From left to right: Vandna Pandita, Vice President of HEDIS Strategy and Analytics at AmeriHealth Caritas; Tanya Townsend, Senior Vice President and CIO at LCMC Health; Andrea Daugherty, Interim CIO of the Dell Seton Medical Center at the University of Texas; and Helen Waters, Executive Vice President and COO at MEDITECH. Photo by Teta Alim

Andrea Daugherty, interim CIO of the Dell Seton Medical Center at the University of Texas, started out in pharmacy in 2004 but pivoted to healthcare IT some years later when an opportunity arrived for her to get experience in electronic medical records implementation. 

Diversity in healthcare IT has grown over the years, Daugherty observed, as more women —especially women of color — enter the field and take up leadership roles. This is key if healthcare organizations truly want to reflect the communities they serve, she said.

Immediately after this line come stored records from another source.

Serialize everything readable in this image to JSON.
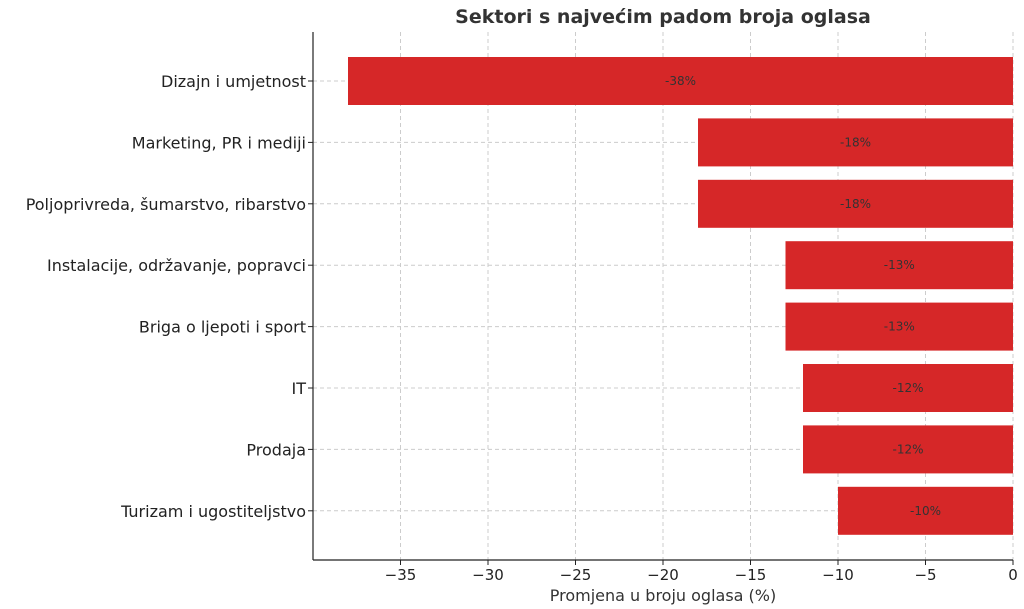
{
  "chart_data": {
    "type": "bar",
    "orientation": "horizontal",
    "title": "Sektori s najvećim padom broja oglasa",
    "xlabel": "Promjena u broju oglasa (%)",
    "ylabel": "",
    "categories": [
      "Dizajn i umjetnost",
      "Marketing, PR i mediji",
      "Poljoprivreda, šumarstvo, ribarstvo",
      "Instalacije, održavanje, popravci",
      "Briga o ljepoti i sport",
      "IT",
      "Prodaja",
      "Turizam i ugostiteljstvo"
    ],
    "values": [
      -38,
      -18,
      -18,
      -13,
      -13,
      -12,
      -12,
      -10
    ],
    "data_labels": [
      "-38%",
      "-18%",
      "-18%",
      "-13%",
      "-13%",
      "-12%",
      "-12%",
      "-10%"
    ],
    "xlim": [
      -40,
      0
    ],
    "xticks": [
      -35,
      -30,
      -25,
      -20,
      -15,
      -10,
      -5,
      0
    ],
    "xtick_labels": [
      "−35",
      "−30",
      "−25",
      "−20",
      "−15",
      "−10",
      "−5",
      "0"
    ],
    "grid": true,
    "bar_color": "#d62728"
  }
}
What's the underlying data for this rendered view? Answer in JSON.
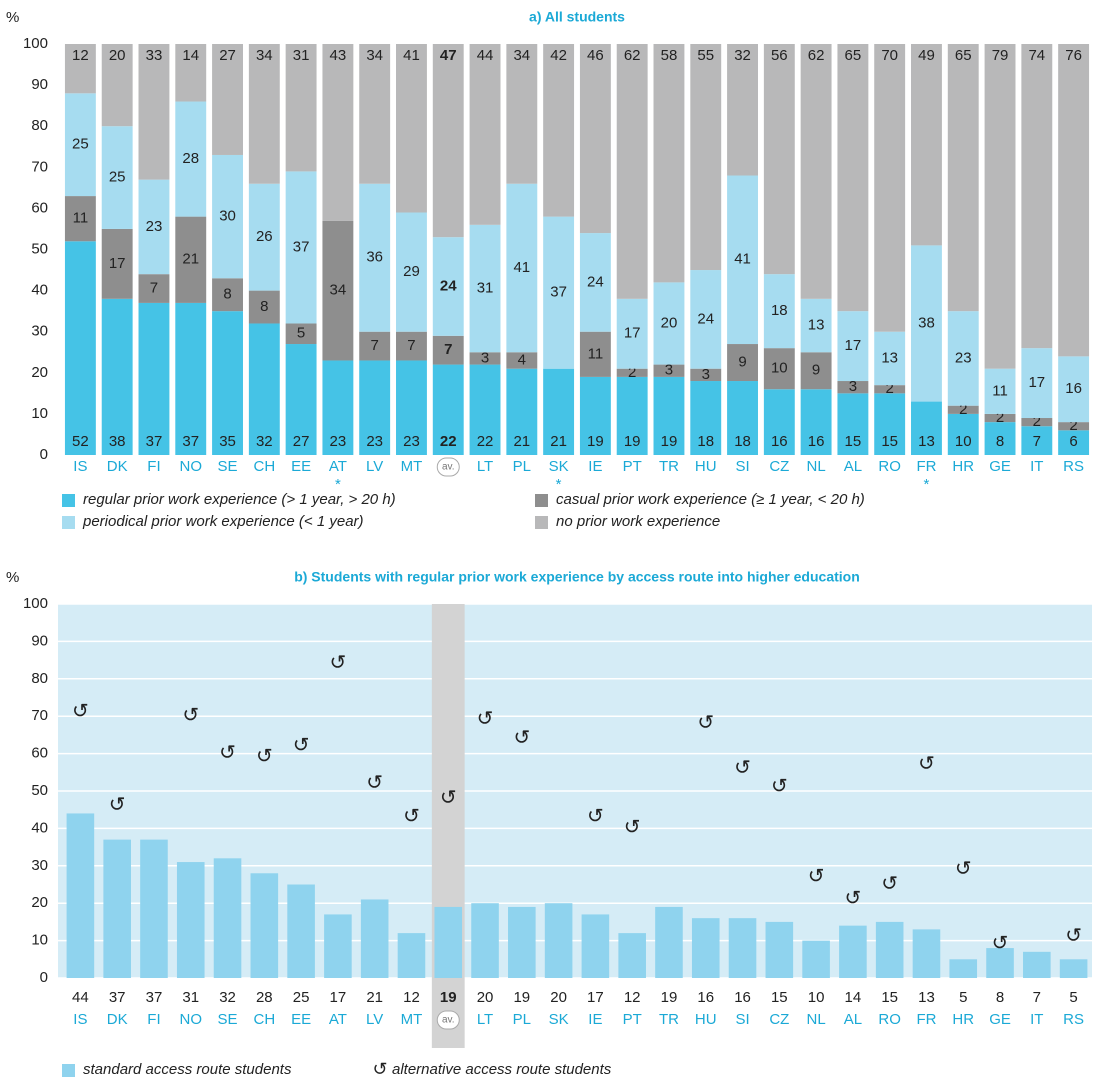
{
  "chart_data": [
    {
      "type": "stacked_bar",
      "title": "a) All students",
      "y_label": "%",
      "categories": [
        "IS",
        "DK",
        "FI",
        "NO",
        "SE",
        "CH",
        "EE",
        "AT",
        "LV",
        "MT",
        "av.",
        "LT",
        "PL",
        "SK",
        "IE",
        "PT",
        "TR",
        "HU",
        "SI",
        "CZ",
        "NL",
        "AL",
        "RO",
        "FR",
        "HR",
        "GE",
        "IT",
        "RS"
      ],
      "series": [
        {
          "name": "regular prior work experience (> 1 year, > 20 h)",
          "color": "#45c3e6",
          "values": [
            52,
            38,
            37,
            37,
            35,
            32,
            27,
            23,
            23,
            23,
            22,
            22,
            21,
            21,
            19,
            19,
            19,
            18,
            18,
            16,
            16,
            15,
            15,
            13,
            10,
            8,
            7,
            6
          ]
        },
        {
          "name": "casual prior work experience (≥ 1 year, < 20 h)",
          "color": "#8e8e8e",
          "values": [
            11,
            17,
            7,
            21,
            8,
            8,
            5,
            34,
            7,
            7,
            7,
            3,
            4,
            0,
            11,
            2,
            3,
            3,
            9,
            10,
            9,
            3,
            2,
            0,
            2,
            2,
            2,
            2
          ]
        },
        {
          "name": "periodical prior work experience (< 1 year)",
          "color": "#a6dcf0",
          "values": [
            25,
            25,
            23,
            28,
            30,
            26,
            37,
            0,
            36,
            29,
            24,
            31,
            41,
            37,
            24,
            17,
            20,
            24,
            41,
            18,
            13,
            17,
            13,
            38,
            23,
            11,
            17,
            16
          ]
        },
        {
          "name": "no prior work experience",
          "color": "#b8b8b9",
          "values": [
            12,
            20,
            33,
            14,
            27,
            34,
            31,
            43,
            34,
            41,
            47,
            44,
            34,
            42,
            46,
            62,
            58,
            55,
            32,
            56,
            62,
            65,
            70,
            49,
            65,
            79,
            74,
            76
          ]
        }
      ],
      "ylim": [
        0,
        100
      ],
      "yticks": [
        0,
        10,
        20,
        30,
        40,
        50,
        60,
        70,
        80,
        90,
        100
      ],
      "grid": false,
      "highlight_category": "av.",
      "annotations": [
        {
          "category": "AT",
          "text": "*"
        },
        {
          "category": "SK",
          "text": "*"
        },
        {
          "category": "FR",
          "text": "*"
        }
      ]
    },
    {
      "type": "bar_marker",
      "title": "b) Students with regular prior work experience by access route into higher education",
      "y_label": "%",
      "categories": [
        "IS",
        "DK",
        "FI",
        "NO",
        "SE",
        "CH",
        "EE",
        "AT",
        "LV",
        "MT",
        "av.",
        "LT",
        "PL",
        "SK",
        "IE",
        "PT",
        "TR",
        "HU",
        "SI",
        "CZ",
        "NL",
        "AL",
        "RO",
        "FR",
        "HR",
        "GE",
        "IT",
        "RS"
      ],
      "series": [
        {
          "name": "standard access route students",
          "color": "#8fd3ee",
          "values": [
            44,
            37,
            37,
            31,
            32,
            28,
            25,
            17,
            21,
            12,
            19,
            20,
            19,
            20,
            17,
            12,
            19,
            16,
            16,
            15,
            10,
            14,
            15,
            13,
            5,
            8,
            7,
            5
          ]
        },
        {
          "name": "alternative access route students",
          "color": "#222222",
          "marker": "↺",
          "values": [
            71,
            46,
            null,
            70,
            60,
            59,
            62,
            84,
            52,
            43,
            48,
            69,
            64,
            null,
            43,
            40,
            null,
            68,
            56,
            51,
            27,
            21,
            25,
            57,
            29,
            9,
            null,
            11
          ]
        }
      ],
      "ylim": [
        0,
        100
      ],
      "yticks": [
        0,
        10,
        20,
        30,
        40,
        50,
        60,
        70,
        80,
        90,
        100
      ],
      "grid": true,
      "highlight_category": "av."
    }
  ]
}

She added that mentorship has been critical to her career growth: “Having leaders who really believed in me gave me the opportunity to take a leap of faith and be successful.”

As a mentor herself, she has found it rewarding to watch her mentees grow, and now understands leadership to be a privilege. 

Pandita shared her experience with an overbearing manager and how some lessons from non-mentors can be just as valuable. “Leadership to me is about flexibility. It’s about knowing your team, it’s about listening, and it’s about being transparent,” she said.

MORE FROM HEALTHTECH: Influencer Sherri Hess explains the importance of listening to nurses.

One mentor, though, isn’t enough, Pandita added: “Find yourself a village of mentors, not just one mentor, because it does take a village.”

Pandita also shared that she took a sizable break in her career to raise her children. When she re-entered the workforce, the landscape had changed significantly.

Conversely, Townsend said she frequently experienced guilt as a working mother for not doing enough with her family. But she shared what a mentor once told her: “You can do everything, but you don’t have to do it all at the same time.”

Both experiences reflect an ongoing issue with gender disparity around caregiving. Women are more likely to take on a caregiver role, which can impact employment and economic outcomes.

Ultimately, Waters said, it’s important to understand that everyone’s career path will look different. Instead of conceptualizing advancement as climbing a ladder, think of a lattice, where growth doesn’t have to be linear and straightforward.